Abstimmungsergebnis: ja 22, nein 0, Enthaltung 1.

Werner Koep-Kerstin nimmt die Wahl an. Damit ist Werner Koep-Kerstin zum Vorsitzenden gewählt.

Wahl Bundesvorstand:

Anzahl der Vorstandsmitglieder: Da es nur sechs Kandidat*innen gibt und dies gem. § 11 I Satzung die Mindestanzahl an Bundesvorstandsmitgliedern (exkl. Vorsitzendem*r) ist, erübrigt sich die Festlegung der Anzahl der weiteren Vorstandsmitglieder. Es werden folgende Kandidat*innen vorgeschlagen und anschließend per Wahlzettel gewählt. Dabei hat gemäß § 9 GO jedes Mitglied die Möglichkeit, die Kandidat*innen (max alle vorgeschlagenen Kandidat*innen, maximal eine Stimme pro Kandidat*in), die es wählen möchte, auf dem Stimmzettel zu notieren. Anschließend werden die Namen ausgezählt. Es gibt folglich keine Nein-Stimmen oder Enthaltungen. Zum Vorstand ist gewählt, wer 20% der abgegebenen Stimmen auf sich vereint, § 9 GO.

Kandidat*innen:

  1. Stefan Hügel, 22 Stimmen
  2. Rosemarie Will, 19 Stimmen
  3. Kirsten Wiese, 20 Stimmen
  4. Tobias Baur, 23 Stimmen
  5. Mikey Kleinert, 21 Stimmen
  6. Christiane Bodammer, 21 Stimmen

Franz-Josef Hanke, dieser lehnt die Kandidatur ab.

Wolfgang Stöger, dieser lehnt die Kandidatur ab.
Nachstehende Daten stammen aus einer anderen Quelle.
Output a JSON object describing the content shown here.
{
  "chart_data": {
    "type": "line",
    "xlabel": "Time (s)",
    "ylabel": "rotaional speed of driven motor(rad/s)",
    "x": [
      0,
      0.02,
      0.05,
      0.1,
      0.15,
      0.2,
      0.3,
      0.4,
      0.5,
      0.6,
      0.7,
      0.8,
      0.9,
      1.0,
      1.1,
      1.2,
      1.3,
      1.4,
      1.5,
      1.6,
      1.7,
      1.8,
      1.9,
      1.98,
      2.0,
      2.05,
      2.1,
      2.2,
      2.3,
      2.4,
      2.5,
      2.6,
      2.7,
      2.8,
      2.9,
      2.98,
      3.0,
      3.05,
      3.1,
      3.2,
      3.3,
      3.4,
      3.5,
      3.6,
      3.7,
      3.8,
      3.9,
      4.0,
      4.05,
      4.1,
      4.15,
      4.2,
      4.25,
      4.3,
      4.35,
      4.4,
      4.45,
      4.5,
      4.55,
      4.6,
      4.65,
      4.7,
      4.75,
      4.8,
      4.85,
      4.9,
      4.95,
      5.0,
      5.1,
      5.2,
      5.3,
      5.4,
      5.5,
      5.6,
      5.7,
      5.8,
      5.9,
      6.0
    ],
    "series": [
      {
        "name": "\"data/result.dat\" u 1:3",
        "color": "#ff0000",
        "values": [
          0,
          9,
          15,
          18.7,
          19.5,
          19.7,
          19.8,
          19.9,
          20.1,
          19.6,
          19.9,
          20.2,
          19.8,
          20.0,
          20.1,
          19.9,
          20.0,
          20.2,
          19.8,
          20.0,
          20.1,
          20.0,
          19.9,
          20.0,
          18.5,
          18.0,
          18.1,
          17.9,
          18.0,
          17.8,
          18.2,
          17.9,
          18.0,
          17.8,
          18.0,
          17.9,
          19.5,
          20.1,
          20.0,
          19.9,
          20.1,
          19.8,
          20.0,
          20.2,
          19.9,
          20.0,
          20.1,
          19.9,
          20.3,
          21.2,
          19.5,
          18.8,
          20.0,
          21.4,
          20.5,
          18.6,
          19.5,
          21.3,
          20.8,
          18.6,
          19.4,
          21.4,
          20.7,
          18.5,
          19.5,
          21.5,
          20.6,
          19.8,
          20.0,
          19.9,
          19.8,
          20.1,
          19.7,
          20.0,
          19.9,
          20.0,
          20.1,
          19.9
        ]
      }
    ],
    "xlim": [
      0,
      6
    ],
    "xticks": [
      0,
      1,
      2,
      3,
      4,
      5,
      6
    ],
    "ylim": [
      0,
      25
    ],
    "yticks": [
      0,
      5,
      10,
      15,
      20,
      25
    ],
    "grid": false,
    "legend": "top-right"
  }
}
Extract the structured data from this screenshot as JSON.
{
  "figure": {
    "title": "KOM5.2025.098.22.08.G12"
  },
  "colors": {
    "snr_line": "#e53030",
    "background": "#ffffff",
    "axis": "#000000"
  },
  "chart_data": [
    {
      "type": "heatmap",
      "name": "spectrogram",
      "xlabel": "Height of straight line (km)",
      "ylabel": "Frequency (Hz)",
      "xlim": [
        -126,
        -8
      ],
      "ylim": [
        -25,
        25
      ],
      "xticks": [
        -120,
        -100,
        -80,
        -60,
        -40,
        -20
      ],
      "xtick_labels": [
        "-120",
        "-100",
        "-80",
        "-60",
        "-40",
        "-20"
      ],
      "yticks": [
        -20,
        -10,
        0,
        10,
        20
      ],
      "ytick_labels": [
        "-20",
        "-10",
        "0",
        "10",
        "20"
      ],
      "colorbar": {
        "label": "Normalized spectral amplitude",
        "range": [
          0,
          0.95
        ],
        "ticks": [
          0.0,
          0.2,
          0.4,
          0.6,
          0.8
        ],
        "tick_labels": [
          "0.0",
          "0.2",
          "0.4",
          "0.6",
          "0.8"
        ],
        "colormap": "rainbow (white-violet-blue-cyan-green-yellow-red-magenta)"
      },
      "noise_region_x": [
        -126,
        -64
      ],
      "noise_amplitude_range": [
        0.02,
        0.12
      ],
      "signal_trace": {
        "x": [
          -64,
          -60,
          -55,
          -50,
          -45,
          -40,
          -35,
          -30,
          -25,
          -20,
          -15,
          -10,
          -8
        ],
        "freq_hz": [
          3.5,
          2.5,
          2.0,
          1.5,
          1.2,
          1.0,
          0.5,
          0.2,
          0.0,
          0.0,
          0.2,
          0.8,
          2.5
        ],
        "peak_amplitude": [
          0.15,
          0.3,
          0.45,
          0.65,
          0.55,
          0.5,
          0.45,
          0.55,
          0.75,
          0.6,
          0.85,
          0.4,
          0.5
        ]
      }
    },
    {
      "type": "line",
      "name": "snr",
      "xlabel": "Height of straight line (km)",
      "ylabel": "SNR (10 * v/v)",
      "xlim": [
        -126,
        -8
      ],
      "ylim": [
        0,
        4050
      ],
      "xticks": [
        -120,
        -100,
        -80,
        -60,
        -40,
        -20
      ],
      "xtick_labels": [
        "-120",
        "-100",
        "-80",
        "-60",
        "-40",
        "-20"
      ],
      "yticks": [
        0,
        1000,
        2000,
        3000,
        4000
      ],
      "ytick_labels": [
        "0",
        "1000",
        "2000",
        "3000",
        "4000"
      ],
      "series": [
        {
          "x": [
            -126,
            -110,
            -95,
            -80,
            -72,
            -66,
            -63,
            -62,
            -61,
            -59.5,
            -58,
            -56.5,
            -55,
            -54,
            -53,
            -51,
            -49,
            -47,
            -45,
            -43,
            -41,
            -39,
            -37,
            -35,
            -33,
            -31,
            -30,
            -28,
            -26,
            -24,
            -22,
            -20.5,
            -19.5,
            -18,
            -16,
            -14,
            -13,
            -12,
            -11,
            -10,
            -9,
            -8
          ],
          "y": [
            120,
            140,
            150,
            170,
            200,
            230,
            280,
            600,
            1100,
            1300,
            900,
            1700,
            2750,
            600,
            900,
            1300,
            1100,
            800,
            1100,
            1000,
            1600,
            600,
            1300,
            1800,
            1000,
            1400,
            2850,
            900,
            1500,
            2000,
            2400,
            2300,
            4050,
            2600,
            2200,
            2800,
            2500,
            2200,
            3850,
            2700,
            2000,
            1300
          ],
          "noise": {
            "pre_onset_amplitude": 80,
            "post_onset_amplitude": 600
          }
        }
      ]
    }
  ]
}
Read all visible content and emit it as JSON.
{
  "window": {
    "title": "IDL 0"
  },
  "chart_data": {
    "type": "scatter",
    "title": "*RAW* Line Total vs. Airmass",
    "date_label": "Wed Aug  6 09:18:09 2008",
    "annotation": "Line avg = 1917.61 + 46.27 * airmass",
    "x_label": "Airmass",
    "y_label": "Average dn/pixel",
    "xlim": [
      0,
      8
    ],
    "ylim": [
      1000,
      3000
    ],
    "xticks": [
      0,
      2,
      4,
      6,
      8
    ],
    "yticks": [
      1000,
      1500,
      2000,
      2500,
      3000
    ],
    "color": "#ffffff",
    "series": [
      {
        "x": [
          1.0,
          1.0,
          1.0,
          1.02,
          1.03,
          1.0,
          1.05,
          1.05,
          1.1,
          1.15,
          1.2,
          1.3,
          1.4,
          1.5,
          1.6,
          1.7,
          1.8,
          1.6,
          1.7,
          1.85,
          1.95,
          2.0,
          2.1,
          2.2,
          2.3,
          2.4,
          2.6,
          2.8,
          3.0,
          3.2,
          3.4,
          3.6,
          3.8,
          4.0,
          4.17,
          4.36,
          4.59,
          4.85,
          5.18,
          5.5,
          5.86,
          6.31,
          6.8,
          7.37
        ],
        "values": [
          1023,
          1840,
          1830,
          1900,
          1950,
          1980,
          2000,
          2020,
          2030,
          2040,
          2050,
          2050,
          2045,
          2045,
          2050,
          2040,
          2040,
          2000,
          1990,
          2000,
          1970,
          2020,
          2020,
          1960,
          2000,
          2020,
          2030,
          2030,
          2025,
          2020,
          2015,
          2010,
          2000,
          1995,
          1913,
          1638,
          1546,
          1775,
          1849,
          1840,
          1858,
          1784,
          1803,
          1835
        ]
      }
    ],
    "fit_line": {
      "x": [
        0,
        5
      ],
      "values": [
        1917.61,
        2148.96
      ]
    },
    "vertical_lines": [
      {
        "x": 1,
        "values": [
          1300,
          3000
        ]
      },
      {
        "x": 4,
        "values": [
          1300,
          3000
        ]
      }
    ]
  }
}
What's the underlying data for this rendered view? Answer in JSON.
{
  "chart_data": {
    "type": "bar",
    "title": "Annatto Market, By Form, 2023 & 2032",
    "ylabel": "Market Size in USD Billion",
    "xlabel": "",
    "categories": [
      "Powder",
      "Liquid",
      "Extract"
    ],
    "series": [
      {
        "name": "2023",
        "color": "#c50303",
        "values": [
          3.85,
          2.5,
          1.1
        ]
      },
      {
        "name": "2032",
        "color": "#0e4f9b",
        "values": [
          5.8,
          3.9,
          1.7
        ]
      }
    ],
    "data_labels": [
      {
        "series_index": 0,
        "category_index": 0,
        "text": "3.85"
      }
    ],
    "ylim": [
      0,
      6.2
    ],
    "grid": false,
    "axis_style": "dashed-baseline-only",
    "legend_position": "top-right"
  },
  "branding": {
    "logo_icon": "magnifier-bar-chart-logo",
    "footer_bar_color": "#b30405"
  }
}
Alle Kandidat*innen (1 – 6) nehmen die Wahl an. Die abwesenden Kirsten Wiese und Rosemarie Will haben die Annahme der Wahl vorab erklärt.

Wahl Schieds­ge­richt

Kandidat*innen:

  • Till Müller-Heidelberg
  • Anja Heinrich
  • Helga Lenz
  • Roland Otte
  • Ingeborg Rürup

Alle Kandidat*innen haben die Annahme der Wahl vorab erklärt. Abstimmungsergebnis über die Frage, ob alle 5 in das Schiedsgericht gewählt werden sollen: Enthaltungen 1, ja 22, nein 0. Damit sind die fünf Kandidaten in das Schiedsgericht gewählt.

Wahl Revisor*innen

Kandidaten: Ulrich Fuchs, Mathias Meis

Abstimmungsergebnis über die Frage, ob beide zum Revisor gewählt werden sollen: ja 22, nein 0, Enthaltung 1. Damit sind die Kandidaten gewählt.

Wahl Diskussionsredakteur

Kandidat: Johann-Albrecht Haupt

Abstimmungsergebnis: ja 23, nein 0, Enthaltung 0. Damit ist der Kandidat gewählt.